“First they ignore you, then they laugh at you, then they fight you, then you win”. These wise words can be found in any number of Instagram statuses, attributed to any number of people who didn’t say them. How would we recast them for the age of late capitalism? First they ignore you, then they laugh at you, then they fight you – then they find a way to make money out of you? Put that on a £19.99 T-shirt next to a picture of Mahatma Gandhi.
In Stage Three of this process as seen during the Black Lives Matter protests, you’ll remember, right-wing media were filled with hair-raising scare stories about what BLM really wanted. “Revealed:” burbled the Daily Mail. “The British arm of Black Lives Matter’s full agenda – abolish the police, smash capitalism and close all prisons”. No reference to this loose and decentralised racial justice movement went unaccompanied by mention that three of the prominent figures in it had described themselves as “trained Marxists”. You feel on stronger ground, I suppose, resisting a movement that you’ve decided wants to tear capitalist society and its institutions to bits than one that asks us to give people of colour an equitable stake in society and the hope of walking the streets without being harassed by the cops.
Yet, capitalism being miraculously forgiving, we have now entered Stage Four. Robin DiAngelo, of White Fragility fame, makes her main living as a “diversity consultant”, and is reported to charge north of £10,000 for a speech. She lectured Coca-Cola last year on “Confronting Racism”. And a brace of new books in her tradition indicates that far from wanting to smash for-profit workplaces, the diversity-industrial complex now wants to make capitalism safe for diversity. We have reached the stage, in other words, that trained Marxists would call co-optation.
Two books — one by Y-Vonne Hutchinson, How To Talk To Your Boss About Race: Speaking Up Without Getting Shut Down, and the other, A Judgement-Free Guide To Diversity and Inclusion for Straight White Men by Felicity Hassan and Suki Sandhu — are similar in scope and approach, though Hutchinson’s primary focus is race, while Hassan and Sandhu cover racism, sexism, ageism and homo/bi/transphobia too. They’re both aiming squarely at the business how-to market, most shamelessly in the case of the latter, which again and again mentions the “business case” for diversity and inclusion and barely makes the moral case at all.
In genre terms, we’re seeing the collision of two well established discourses: the boilerplate of antiracist discourse folded into the numbing cliches of the business self-help manual. This has the unfortunate effect, at least stylistically and in publishing terms, of making the case for antiracism or workplace diversity read like another vogue in management style — the new “mindfulness”, say — rather than an urgent moral imperative.

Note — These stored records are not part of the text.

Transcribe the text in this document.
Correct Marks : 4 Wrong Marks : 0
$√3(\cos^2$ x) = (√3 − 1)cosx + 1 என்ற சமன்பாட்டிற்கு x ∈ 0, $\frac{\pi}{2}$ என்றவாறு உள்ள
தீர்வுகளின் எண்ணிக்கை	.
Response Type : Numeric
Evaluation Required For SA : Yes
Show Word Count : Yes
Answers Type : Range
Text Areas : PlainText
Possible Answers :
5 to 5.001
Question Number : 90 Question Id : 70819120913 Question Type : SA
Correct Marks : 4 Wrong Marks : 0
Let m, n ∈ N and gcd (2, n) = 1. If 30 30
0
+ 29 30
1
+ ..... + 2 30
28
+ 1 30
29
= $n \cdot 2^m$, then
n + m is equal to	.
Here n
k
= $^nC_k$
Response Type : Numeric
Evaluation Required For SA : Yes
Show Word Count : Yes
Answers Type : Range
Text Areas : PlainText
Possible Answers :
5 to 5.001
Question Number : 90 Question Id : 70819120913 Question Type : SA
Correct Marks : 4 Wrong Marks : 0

The books adhere to the same, by now familiar, theoretical framework — with leading anti-racists DiAngelo, Kimberlé Crenshaw, and Ibram X Kendi liberally and respectfully cited, and microaggressions and privilege given the traditional working over. They both address the reader in a buttonholing, folksy way. “If you feel concerned that you may now be labeled ‘cisgender’ for the first time in your life, hold onto that thought”, say Hassan and Sandhu. “It’s all part of the learning curve”. Hutchinson opens with the words: “Let’s cut the bullshit”. If you resist any of this, in other words, it’s just another sign that you need to do “the work”.